Mom Guilt and EntrepreneurshipApr 02, 2021
The truth about Mom Guilt and Entrepreneurship
If you are a working mom and especially if you are an entrepreneur mom you are very familiar with the “mom guilt.” Navigating and balancing both roles has been a struggle for me. What I found is that it is false guilt.
Nothing in this life is meant for you to be in that role 24/7. Read that one more time…. Nothing in this life requires you to be in a role 24/7. You might think, “how is that so? Since we are mothers for life?” We have a title of mom for life, but we are not a mom role all day. Just like we aren’t in “work” mode all day or entrepreneur mode all day, we aren’t moms all day.
We feel guilty because once long ago, there were these standards that were set by, I don’t know who. These standards say that if we work or have a business, then we must immediately go home and be a mom after we are done with our day. If not, somehow, we are failing…… sound familiar? Or if you aren’t spending every living waking moment with your children somehow, that makes you a bad mom. Well, I am here to tell you that it is not the case, and you are among the many women that feel the guilt.
This is how I categorize. In life, we play many roles. I am Damari first, then a mom, then a girlfriend, a daughter, a sister, an aunt, a friend, a business owner, a tax accountant, a mentor, a teacher, a student, etc.….. I mean, the list can go on. Here is what I realized. I can’t be all those things at once. And that is ok. There is nothing wrong with me, and there is nothing to feel guilty about. Why? Because when I play any given role, I give it my all. Some things are not as important as others. When I am called to be there for my babies and give them my undivided attention, I do so. When I need to finish work, and I have to dedicate late hours to complete something, then I do so.

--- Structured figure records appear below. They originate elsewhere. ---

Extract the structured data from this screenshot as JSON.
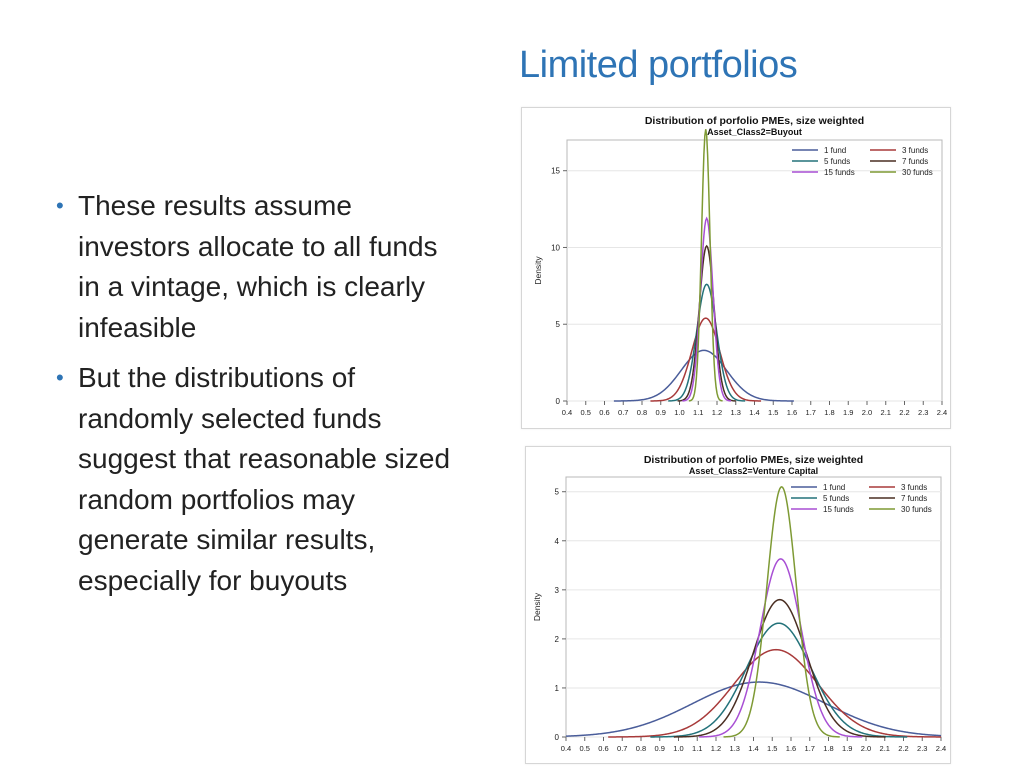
{
  "slide": {
    "title": "Limited portfolios",
    "bullets": [
      "These results assume investors allocate to all funds in a vintage, which is clearly infeasible",
      "But the distributions of randomly selected funds suggest that reasonable sized random portfolios may generate similar results, especially for buyouts"
    ],
    "bullet_icon": "•"
  },
  "chart_data": [
    {
      "type": "line",
      "title": "Distribution of porfolio PMEs, size weighted",
      "subtitle": "Asset_Class2=Buyout",
      "xlabel": "",
      "ylabel": "Density",
      "xlim": [
        0.4,
        2.4
      ],
      "ylim": [
        0,
        17
      ],
      "x_ticks": [
        "0.4",
        "0.5",
        "0.6",
        "0.7",
        "0.8",
        "0.9",
        "1.0",
        "1.1",
        "1.2",
        "1.3",
        "1.4",
        "1.5",
        "1.6",
        "1.7",
        "1.8",
        "1.9",
        "2.0",
        "2.1",
        "2.2",
        "2.3",
        "2.4"
      ],
      "y_ticks": [
        0,
        5,
        10,
        15
      ],
      "grid": true,
      "legend_position": "top-right",
      "series": [
        {
          "name": "1 fund",
          "color": "#4a5d9a",
          "mean": 1.13,
          "peak": 3.3
        },
        {
          "name": "3 funds",
          "color": "#a83a3a",
          "mean": 1.14,
          "peak": 5.4
        },
        {
          "name": "5 funds",
          "color": "#23727a",
          "mean": 1.145,
          "peak": 7.6
        },
        {
          "name": "7 funds",
          "color": "#4a2e22",
          "mean": 1.145,
          "peak": 10.1
        },
        {
          "name": "15 funds",
          "color": "#a84fd4",
          "mean": 1.145,
          "peak": 11.9
        },
        {
          "name": "30 funds",
          "color": "#7e9a34",
          "mean": 1.14,
          "peak": 17.7
        }
      ]
    },
    {
      "type": "line",
      "title": "Distribution of porfolio PMEs, size weighted",
      "subtitle": "Asset_Class2=Venture Capital",
      "xlabel": "",
      "ylabel": "Density",
      "xlim": [
        0.4,
        2.4
      ],
      "ylim": [
        0,
        5.3
      ],
      "x_ticks": [
        "0.4",
        "0.5",
        "0.6",
        "0.7",
        "0.8",
        "0.9",
        "1.0",
        "1.1",
        "1.2",
        "1.3",
        "1.4",
        "1.5",
        "1.6",
        "1.7",
        "1.8",
        "1.9",
        "2.0",
        "2.1",
        "2.2",
        "2.3",
        "2.4"
      ],
      "y_ticks": [
        0,
        1,
        2,
        3,
        4,
        5
      ],
      "grid": true,
      "legend_position": "top-right",
      "series": [
        {
          "name": "1 fund",
          "color": "#4a5d9a",
          "mean": 1.43,
          "peak": 1.12
        },
        {
          "name": "3 funds",
          "color": "#a83a3a",
          "mean": 1.52,
          "peak": 1.78
        },
        {
          "name": "5 funds",
          "color": "#23727a",
          "mean": 1.535,
          "peak": 2.32
        },
        {
          "name": "7 funds",
          "color": "#4a2e22",
          "mean": 1.54,
          "peak": 2.8
        },
        {
          "name": "15 funds",
          "color": "#a84fd4",
          "mean": 1.545,
          "peak": 3.63
        },
        {
          "name": "30 funds",
          "color": "#7e9a34",
          "mean": 1.55,
          "peak": 5.1
        }
      ]
    }
  ]
}
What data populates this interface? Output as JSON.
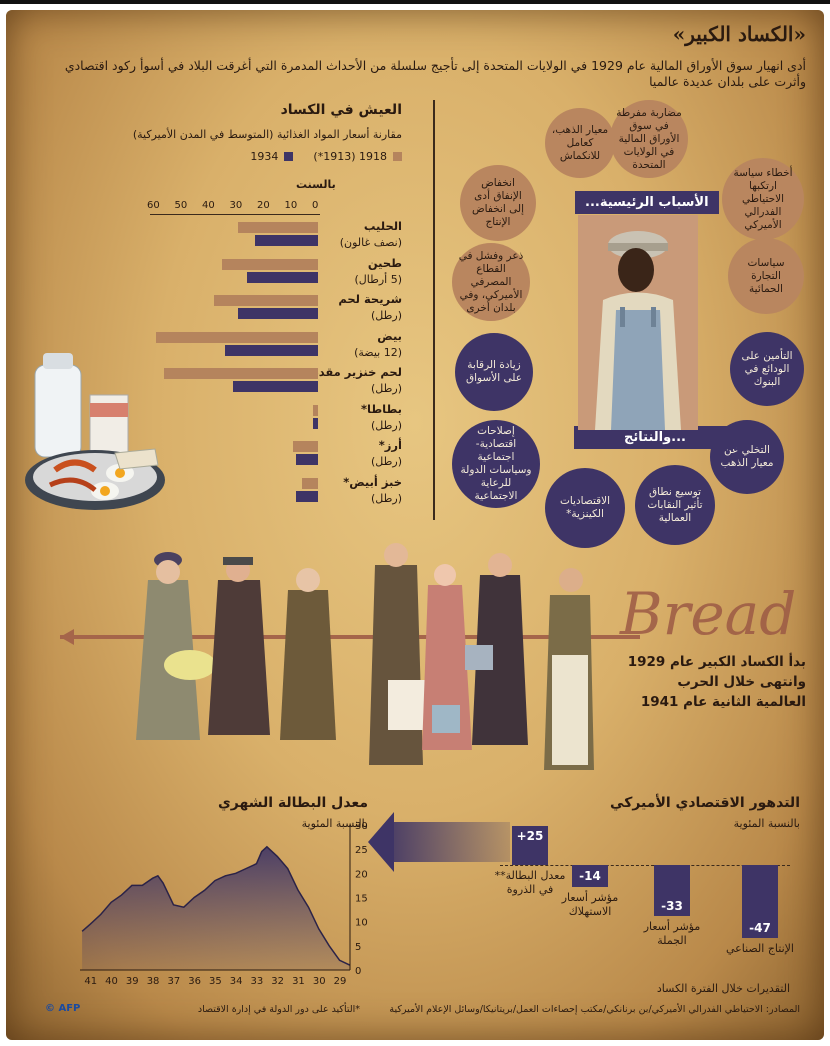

All roles in this life require balance. I know that word gets tossed around a lot, so how can we apply it to our lives. First, know that your child is not going to fall apart if you aren’t there every single minute of every day. Second, putting yourself first is not selfish. Women eventually burn out, hate everyone and everything, and ultimately feel resentment towards any given role you have dedicated more time to than needed, including motherhood.
My suggestion, set boundaries for yourself and in each role. Set expectations and boundaries for those around you that “expect” for you to be in any given role. Here is an example. Most of you know that I hold a role as a Tax Accountant. This means that I am in work mode between Jan-April, biz mode for most of the day. This means my kids start feeling like they are taking the back seat. And although that is partly true, given that there isn’t an emergency or a kid’s event, then chances are I am working. Well, guess what. I have a conversation with them about this “season” that doesn’t last. We compromise. The compromise is I take them to school in the morning and that I am here to put them to bed.
For those of you who have a 9-5 and feel guilty about needing time to yourself. Let me start by telling you that if you need permission, here it is. YOU ARE ALLOWED TIME TO YOURSELF. Nothing is worse than being a raging bitch to your spouse, kids, loved ones… because you just need a break. The only person that can give that to you is you! When I need time to myself, I either schedule it or see who can help me to make it happen.
And ladies, I know that your partner, spouse or MIL, or whoever can’t clean or wash dishes or do whatever you do and do it like you. Let that shit go. Dishes can be done when they get done. What I ask that you keep in mind is that some roles are more critical than others. And the most important role you have is a relationship with yourself. Understanding that although we are badass women who can do it all, we can also take time off and rest.